The first room has a cosy, intimate feel, with wooden floors, a fireplace, a piano, furniture filled with books, and a space dedicated to storing brushes and pots. The second space, the studio-gallery, is more streamlined and modern. With its light-filled loft feel, it features high ceilings and a concrete floor. The walls are painted white, which has the advantage of enhancing the natural lighting. The studio is clearly focused on work and creation, with a few touches of relaxation and pleasure. Here, easels and everyday items such as the fridge and sofa coexist in harmony. With its large volume, light wooden beams, work tables of different shapes and sizes, shelves of books and other objects, and works of art hanging on the walls, the studio emerges as a bright, functional space that also generates sensations. Not at all messy, well organised, it is also a place that is occasionally used to receive visitors who come as friends or are interested in an acquisition. The walls are covered with the artist's works in all formats.
The simplicity of this light-filled studio, with its rough concrete floor and immaculate walls, is counterbalanced by details that give it a discreetly romantic feel.
“I began to paint scenes of
Wunnen: Is this where your inspiration comes from, or is it the nature you see outside?
Jean-Marie Biwer: When I was young, I did very different things. Like young people everywhere, I wanted to change things, to change the world. At a certain point in my life, I realised that painting was increasingly excluded from the contemporary art scene, which favoured photography, video and installations. So I started painting scenes from ordinary life and from what was immediately in front of me, the birch trees in the garden, the cows in the meadow, the clouds... I decided to take an interest in what touched me directly, and I made something that only exists here, in this region, with these lights. I go out into nature a lot, I take my sketchbooks, then I come back to the studio and get down to work... No longer wanting to change the world, I've started to develop an expression that everyone can understand.
Wunnen: The studio appears simple and bright, but the space is studded with objects of memory and architectural elements...
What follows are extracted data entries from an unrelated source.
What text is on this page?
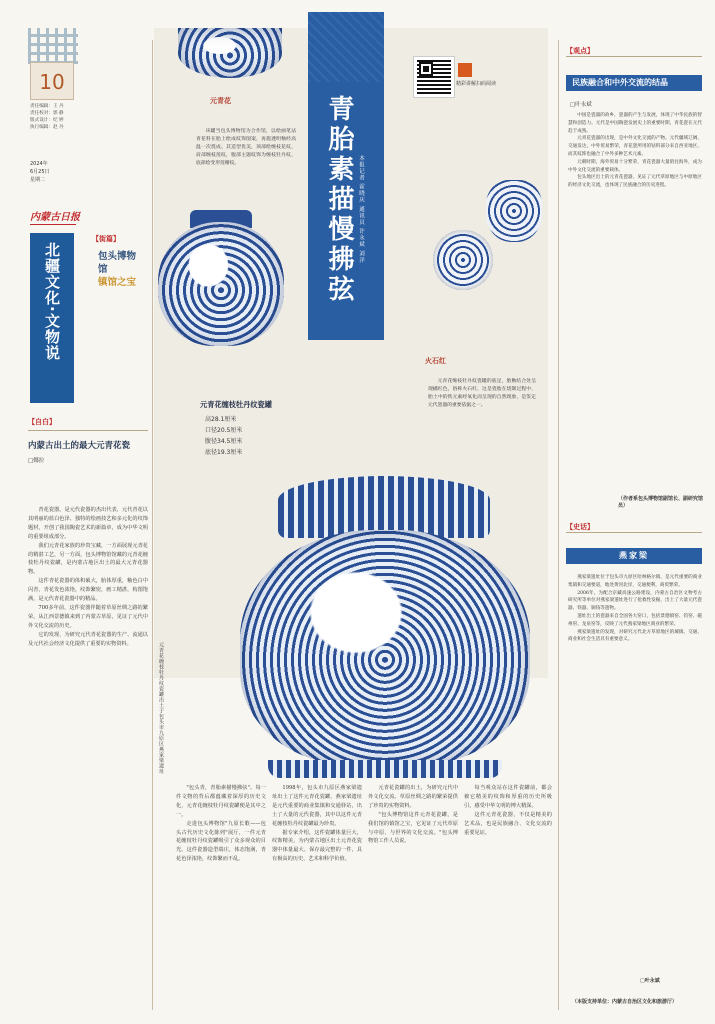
10
责任编辑：王 丹
责任校对：郭 静
版式设计：纪 婷
执行编辑：赵 丹
2024年
6月25日
星期二
内蒙古日报
北疆文化·文物说
【街篇】
包头博物馆
镇馆之宝
【自白】
内蒙古出土的最大元青花瓷
□娜拉

青花瓷器，是元代瓷器的杰出代表，元代青花以其明丽的蓝白色泽、独特的绘画技艺和多元化的纹饰题材，开创了我国陶瓷艺术的新篇章，成为中华文明的重要组成部分。

我们元青花家族的珍贵宝藏，一方面展现元青花的精湛工艺，另一方面，包头博物馆馆藏的元青花缠枝牡丹纹瓷罐，是内蒙古地区出土的最大元青花器物。

这件青花瓷器的体积硕大，胎体厚重，釉色白中闪青，青花发色浓艳，纹饰繁密，画工精湛，构图饱满，是元代青花瓷器中的精品。

700多年前，这件瓷器伴随着草原丝绸之路的繁荣，从江西景德镇来到了内蒙古草原，见证了元代中外文化交流的历史。

它的发现，为研究元代青花瓷器的生产、流通以及元代社会经济文化提供了重要的实物资料。

青胎素描慢拂弦 本报记者 霍晓庆 通讯员 许永斌 刘洋
精彩讲解扫码阅读
元青花
该罐当包头博物馆为合作馆，以绘画笔法青花料在胎上绘成纹饰图案，再施透明釉经高温一次烧成。其造型优美，颈部绘缠枝花纹，肩部缠枝莲纹，腹部主题纹饰为缠枝牡丹纹，底部绘变形莲瓣纹。
火石红
元青花缠枝牡丹纹瓷罐的底足，胎釉结合处呈现橘红色，俗称火石红，这是瓷胎在烧制过程中，胎土中的铁元素经氧化而呈现的自然现象，是鉴定元代瓷器的重要依据之一。
元青花缠枝牡丹纹瓷罐
高28.1厘米
口径20.5厘米
腹径34.5厘米
底径19.3厘米
元青花缠枝牡丹纹瓷罐出土于包头市九原区燕家梁遗址

"包头青，青胎素描慢拂弦"。每一件文物的背后都蕴藏着深厚的历史文化，元青花缠枝牡丹纹瓷罐便是其中之一。

走进包头博物馆"九原长歌——包头古代历史文化陈列"展厅，一件元青花缠枝牡丹纹瓷罐吸引了众多观众的目光。这件瓷器造型端庄，体态饱满，青花色泽浓艳，纹饰繁而不乱。

1998年，包头市九原区燕家梁遗址出土了这件元青花瓷罐。燕家梁遗址是元代重要的商业集镇和交通驿站，出土了大量的元代瓷器，其中以这件元青花缠枝牡丹纹瓷罐最为珍贵。

据专家介绍，这件瓷罐体量巨大，纹饰精美，为内蒙古地区出土元青花瓷器中体量最大、保存最完整的一件，具有极高的历史、艺术和科学价值。

元青花瓷罐的出土，为研究元代中外文化交流、草原丝绸之路的繁荣提供了珍贵的实物资料。

"包头博物馆这件元青花瓷罐，是我们馆的镇馆之宝，它见证了元代草原与中原、与世界的文化交流。"包头博物馆工作人员说。

每当观众站在这件瓷罐前，都会被它精美的纹饰和厚重的历史所吸引，感受中华文明的博大精深。

这件元青花瓷器，不仅是精美的艺术品，也是民族融合、文化交流的重要见证。

【观点】
民族融合和中外交流的结晶
□叶永斌

中国是瓷器的故乡，瓷器的产生与发展，体现了中华民族的智慧和创造力。元代是中国陶瓷发展史上的重要时期，青花瓷在元代趋于成熟。

元青花瓷器的出现，是中外文化交流的产物。元代疆域辽阔，交通发达，中外贸易繁荣，青花瓷所用的钴料部分来自西亚地区，而其纹饰也融合了中外多种艺术元素。

元朝时期，海外贸易十分繁荣，青花瓷器大量销往海外，成为中外文化交流的重要载体。

包头地区出土的元青花瓷器，见证了元代草原地区与中原地区的经济文化交流，也体现了民族融合的历史进程。

（作者系包头博物馆副馆长、副研究馆员）
【史话】
燕家梁

燕家梁遗址位于包头市九原区哈林格尔镇，是元代重要的商业集镇和交通要道，地处黄河北岸，交通便利，商贸繁荣。

2006年，为配合京藏高速公路建设，内蒙古自治区文物考古研究所等单位对燕家梁遗址进行了抢救性发掘，出土了大量元代瓷器、铁器、铜钱等遗物。

遗址出土的瓷器来自全国各大窑口，包括景德镇窑、钧窑、磁州窑、龙泉窑等，反映了元代燕家梁地区商业的繁荣。

燕家梁遗址的发现，对研究元代北方草原地区的城镇、交通、商业和社会生活具有重要意义。

□叶永斌
（本版支持单位：内蒙古自治区文化和旅游厅）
JMB: The studio is part of the house and is linked to its history. That's why we've kept the traces of the past visible, the original walls, the beams, the stove... The studio is not only a working space, it's also a living space and above all a space dedicated to creation. To do this, I also need objects that I love and that tell me their stories: guitars, a record player, a tape recorder, a large-format standing room, a whole analogue and sensitive universe. These are my interests, my sources of emotion, and the equipment isn't there just to look pretty. They work, I use them regularly, I have old magnetic tapes, vinyl records, old cassettes. While I'm working, I like to listen to music, from classical to the Stones...
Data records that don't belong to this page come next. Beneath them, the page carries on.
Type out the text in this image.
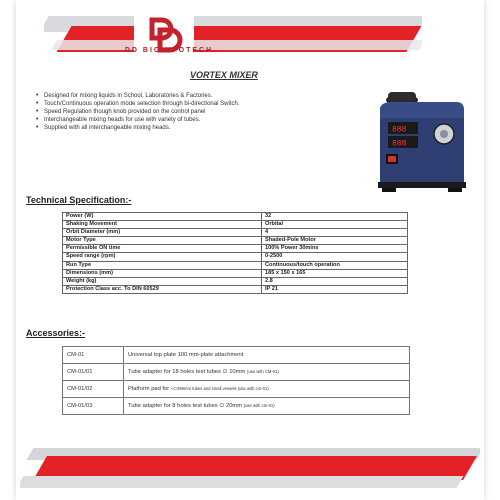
DD BIOINFOTECH
VORTEX MIXER
• Designed for mixing liquids in School, Laboratories & Factories.
• Touch/Continuous operation mode selection through bi-directional Switch.
• Speed Regulation though knob provided on the control panel
• Interchangeable mixing heads for use with variety of tubes.
• Supplied with all interchangeable mixing heads.	888
888
Technical Specification:-
Power (W)	32
Shaking Movement	Orbital
Orbit Diameter (mm)	4
Motor Type	Shaded-Pole Motor
Permissible ON time	100% Power 30mins
Speed range (rpm)	0-2500
Run Type	Continuous/touch operation
Dimensions (mm)	185 x 150 x 165
Weight (kg)	2.8
Protection Class acc. To DIN 60529	IP 21
Accessories:-
CM-01	Universal top plate 100 mm-plate attachment
CM-01/01	Tube adapter for 18 holes test tubes ∅ 10mm (use with CM-01)
CM-01/02	Platform pad for <∅299mm tubes and small vessels (use with cm-01)
CM-01/03	Tube adapter for 8 holes test tubes ∅ 20mm (use with cm-01)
Wunnen: Your studio is very clear, free and simple at the same time...
JMB: There are no secrets with me. The only secret I can cultivate is in my work. I don't try to mythologise. I don't try to pretend that I have secret recipes. For me, what's important are the shapes and rhythms in painting, like the wind blowing through a tree, I like the direction in which it pushes me. I like freedom in art, I like to develop a pulse in phase with nature. And my studio allows me to simply listen to this inspiration.